"I was born at Cenacle Cottage which had a street address of 20 Childwall Road; Wavertree in the early part of 1933, for the benefit of those who were not around at that time, Cenacle Cottage was the gardener's residence, which was located in the grounds of the Cenacle Convent, whose main entrance was located in Lance Lane. The grounds of the convent were very extensive extending east from Lance Lane to the rear of the houses in Woodsorrel Road and south from Childwall Road to the rear of Tulip Road.
"The garden was maintained by my father and an assistant gardener and consisted of a very large vegetable garden, which was required to produce vegetables all year round for about 100 nuns and novices, who lived at the convent. There was also a large orchard with rows of fruit trees of every description and many of the pathways in the vegetable garden were also lined with fruit trees, needless to say there was always an abundance of fruit available and in the spring the blossom was a sight to behold.
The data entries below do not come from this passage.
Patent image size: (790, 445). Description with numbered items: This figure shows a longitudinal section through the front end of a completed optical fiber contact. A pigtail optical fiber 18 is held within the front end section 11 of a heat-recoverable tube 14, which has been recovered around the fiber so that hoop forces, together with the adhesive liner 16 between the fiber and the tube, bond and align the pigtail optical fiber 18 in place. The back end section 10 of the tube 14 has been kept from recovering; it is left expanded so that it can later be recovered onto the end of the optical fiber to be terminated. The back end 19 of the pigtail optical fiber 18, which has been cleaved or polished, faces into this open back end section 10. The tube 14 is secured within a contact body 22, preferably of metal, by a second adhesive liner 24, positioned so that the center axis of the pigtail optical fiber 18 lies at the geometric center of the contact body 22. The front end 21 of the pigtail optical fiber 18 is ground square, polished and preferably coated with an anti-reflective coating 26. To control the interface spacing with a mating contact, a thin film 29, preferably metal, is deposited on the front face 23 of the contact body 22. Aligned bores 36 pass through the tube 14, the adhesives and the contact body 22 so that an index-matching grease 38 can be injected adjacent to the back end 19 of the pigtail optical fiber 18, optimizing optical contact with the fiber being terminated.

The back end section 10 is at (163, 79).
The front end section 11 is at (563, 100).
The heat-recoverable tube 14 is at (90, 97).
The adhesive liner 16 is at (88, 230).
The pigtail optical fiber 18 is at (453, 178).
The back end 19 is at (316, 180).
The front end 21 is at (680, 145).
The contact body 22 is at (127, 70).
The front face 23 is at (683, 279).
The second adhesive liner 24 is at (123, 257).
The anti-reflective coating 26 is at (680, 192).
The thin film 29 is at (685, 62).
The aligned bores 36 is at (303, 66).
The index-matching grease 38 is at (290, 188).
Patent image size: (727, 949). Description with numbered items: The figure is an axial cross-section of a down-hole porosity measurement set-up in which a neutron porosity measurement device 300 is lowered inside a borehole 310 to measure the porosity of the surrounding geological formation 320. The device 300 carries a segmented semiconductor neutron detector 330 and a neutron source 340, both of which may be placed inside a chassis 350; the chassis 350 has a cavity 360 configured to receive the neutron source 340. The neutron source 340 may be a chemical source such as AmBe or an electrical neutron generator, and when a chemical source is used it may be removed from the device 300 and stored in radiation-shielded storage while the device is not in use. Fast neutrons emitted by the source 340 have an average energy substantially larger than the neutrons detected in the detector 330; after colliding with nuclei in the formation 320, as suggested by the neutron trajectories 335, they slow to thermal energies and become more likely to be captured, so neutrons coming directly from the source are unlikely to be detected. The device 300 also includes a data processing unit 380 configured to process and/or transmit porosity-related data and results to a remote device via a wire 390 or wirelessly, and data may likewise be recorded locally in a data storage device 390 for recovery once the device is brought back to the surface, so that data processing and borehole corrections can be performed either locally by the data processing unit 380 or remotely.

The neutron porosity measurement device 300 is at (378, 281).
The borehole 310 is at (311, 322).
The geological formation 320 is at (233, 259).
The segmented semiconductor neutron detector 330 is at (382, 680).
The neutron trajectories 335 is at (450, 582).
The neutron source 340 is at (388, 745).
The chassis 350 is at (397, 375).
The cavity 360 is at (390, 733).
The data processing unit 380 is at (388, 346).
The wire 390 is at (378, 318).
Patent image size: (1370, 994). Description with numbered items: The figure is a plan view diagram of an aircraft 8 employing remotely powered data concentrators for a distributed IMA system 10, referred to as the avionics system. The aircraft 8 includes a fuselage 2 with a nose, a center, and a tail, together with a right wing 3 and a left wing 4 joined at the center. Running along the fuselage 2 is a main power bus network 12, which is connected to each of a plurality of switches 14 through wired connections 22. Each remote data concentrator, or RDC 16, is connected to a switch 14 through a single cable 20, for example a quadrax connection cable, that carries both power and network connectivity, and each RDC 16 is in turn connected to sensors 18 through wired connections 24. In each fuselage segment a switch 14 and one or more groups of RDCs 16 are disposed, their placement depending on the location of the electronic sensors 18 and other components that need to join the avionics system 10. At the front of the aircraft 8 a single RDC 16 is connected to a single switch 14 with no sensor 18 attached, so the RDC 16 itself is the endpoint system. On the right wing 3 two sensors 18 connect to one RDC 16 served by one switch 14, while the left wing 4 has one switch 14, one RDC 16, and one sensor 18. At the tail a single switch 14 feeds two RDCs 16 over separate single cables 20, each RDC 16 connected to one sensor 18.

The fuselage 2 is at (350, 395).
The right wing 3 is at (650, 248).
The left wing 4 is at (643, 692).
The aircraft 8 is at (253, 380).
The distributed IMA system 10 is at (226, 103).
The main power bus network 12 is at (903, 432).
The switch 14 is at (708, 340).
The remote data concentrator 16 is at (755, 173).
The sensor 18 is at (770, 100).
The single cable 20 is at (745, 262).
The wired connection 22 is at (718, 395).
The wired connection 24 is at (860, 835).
"In addition to the vegetable garden and orchard there was a large enclosure, which was maintained by the nuns and where hens, ducks and geese were housed to provide eggs and fowl for the convent table. Separating the garden from Childwall road were four tennis courts and a tennis pavilion for the use of novices, visitors and guests of the convent. Extending from the north boundary of the vegetable garden to the main building of the convent was a lawn the size of a football pitch with walkways on the eastern side, flanked by Rhododendron bushes and Roses on the western side. An eight-foot wall, which enabled the nuns to meditate unobserved in the peace and tranquillity of their surroundings, surrounded this area.
"Incidentally the transformation from a bare field to such a practical and idyllic setting was instigated and completed after many years toil by my father John Alfred Neill aided and abetted by his elderly Irish assistant known by us children only as Paddy, with regard to Paddy an amusing incident springs to mind which occurred during the blitz in 1941.
"It had been reported on the radio that during a raid on Liverpool the previous night a German plane had been shot down and residents were warned to be on the lookout for the pilot who had bailed out and had as yet not been captured. That night my father, who at that time was aged 75, heard someone moving by the potting shed at the rear of the house and he immediately assumed it could only be the missing pilot. Arming himself with a fire rod which had a heavy brass handle, he crept out of the front door to apprehend the pilot, aided by the darkness he crept up behind the intruder and using the heavy ended fire rod as a club, hit the intruder on the head knocking him out cold. My father then proceeded to drag the unconscious pilot through the darkness to the cottage. Once inside when turning on the hall light, to his horror instead of a German pilot lying there, he found that he had captured Paddy, who resplendent in his ARP uniform and steel helmet, was doing his rounds checking for houses that were showing ights. Fortunately no damage was done thanks mainly to the steel helmet that Paddy was wearing, though it did cost my father many a bottle of Guinness at the Coffee House.